Comparative analysis and contrasting perspectives

Last reviewed: February 26, 2007 ~4 min read

¶ … Lottery" with "The Ones that Walk Away from Omelas"

Both Shirley Jackson's short allegory "The Lottery" and Ursula Le Guin's narrative "The Ones that Walk Away from Omelas" address the theme of how certain cultural injustices are ignored by the citizens of their respective societies. The residents of the town in "The Lottery" do not like the fact that a random member of the town must die on a regular basis, so that the land will continue to prosper. However, they do not question that this barbaric practice is required and if it does not, they will lose everything. In Le Guin's tale, the dwellers of the fantastical land of Omelas permit the suffering of a single idiot child so that their paradise can continue.

Although the stories are works of fantasy and science fiction, respectively (one is deals with cultural myths in an apparently contemporary but remote and rural context, the other deals with scientific and human societal advances in the future) the two narratives highlight how, in American society, people who prosper ignore the suffering of everyday individuals. A person's prosperity, such as their ability to wear attractive and cheap clothing, may be dependant upon the oppression of women who labor under sweatshop conditions but because this ugly truth is not frequently highlighted in the media and because it seems remote, it is easily ignored. The tone of the stories, which is matter-of-fact rather than judgmental of the protagonists, makes this theme seem even more disturbing. The reader is forced to be outraged, rather than the people in the stories who accept the oppression.

However, in contrast to Jackson's narrative, some people are capable, in Le Guin's tale, of feeling disgusted by the treatment of the solitary child. They are the ones who walk away from Omelas. Also, Le Guin suggests that even those who stay do apprehend, on some level, the horror of what is being done. The narrator says the suffering of the child gives the culture of the land a certain compassion and depth that would otherwise be lacking. In contrast, the residents of the town of holding Jackson's lottery seem to take a certain savage glee as they begin the stoning, and the random choice of one of the residents has a certain poetic justice, because the woman would likely have willingly stoned the selected scapegoat with equal glee. The victim protests that it is not fair when it is her own fate that is at stake, not when another person might be selected.

The character's in Jackson's town are named, and have more distinguishing characteristics than the vague protagonists of Omelas. But because they are so utterly unaware of the moral consequences of their actions, the reader does not feel much compassion towards them, unlike the residents of Omelas who understand that their basis of happiness is morally corrupt. The residents of Omelas are all forced, by the laws of their society, to acknowledge the horror, and some even go back willingly to see the suffering and ignored child, to remind themselves of the basis of their happiness.
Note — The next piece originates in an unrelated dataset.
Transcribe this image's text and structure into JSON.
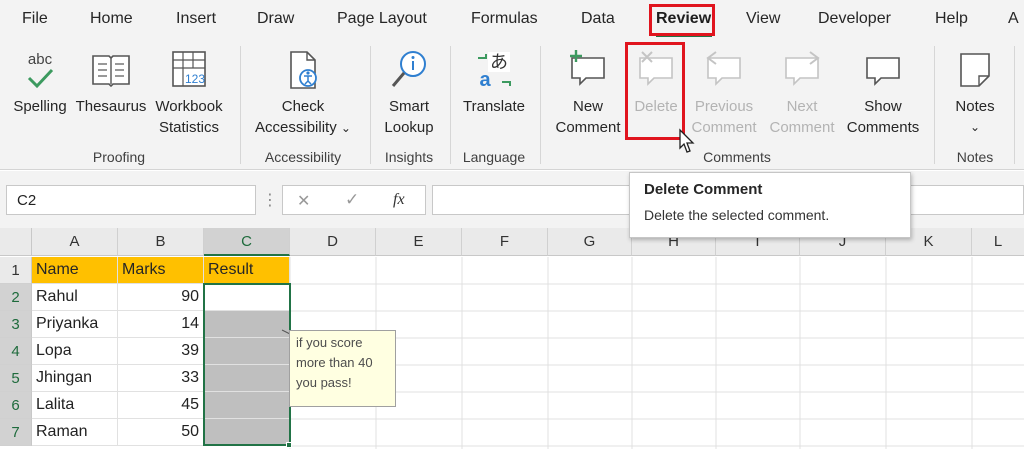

Jackson's residents are also more recognizably American, and like the reader's own neighbors, which make the story more terrifying, but also makes the central contention of the town seem more outrageous and unjust. The mob mentality is clearly misguided, and nothing will come of the woman's murder. The never-never land scenario of Omelas convinces the reader that according to the logic of this unreal world, the child must suffer for the strange and beautiful world to continue to exist, however odd this may seem according to conventional logic.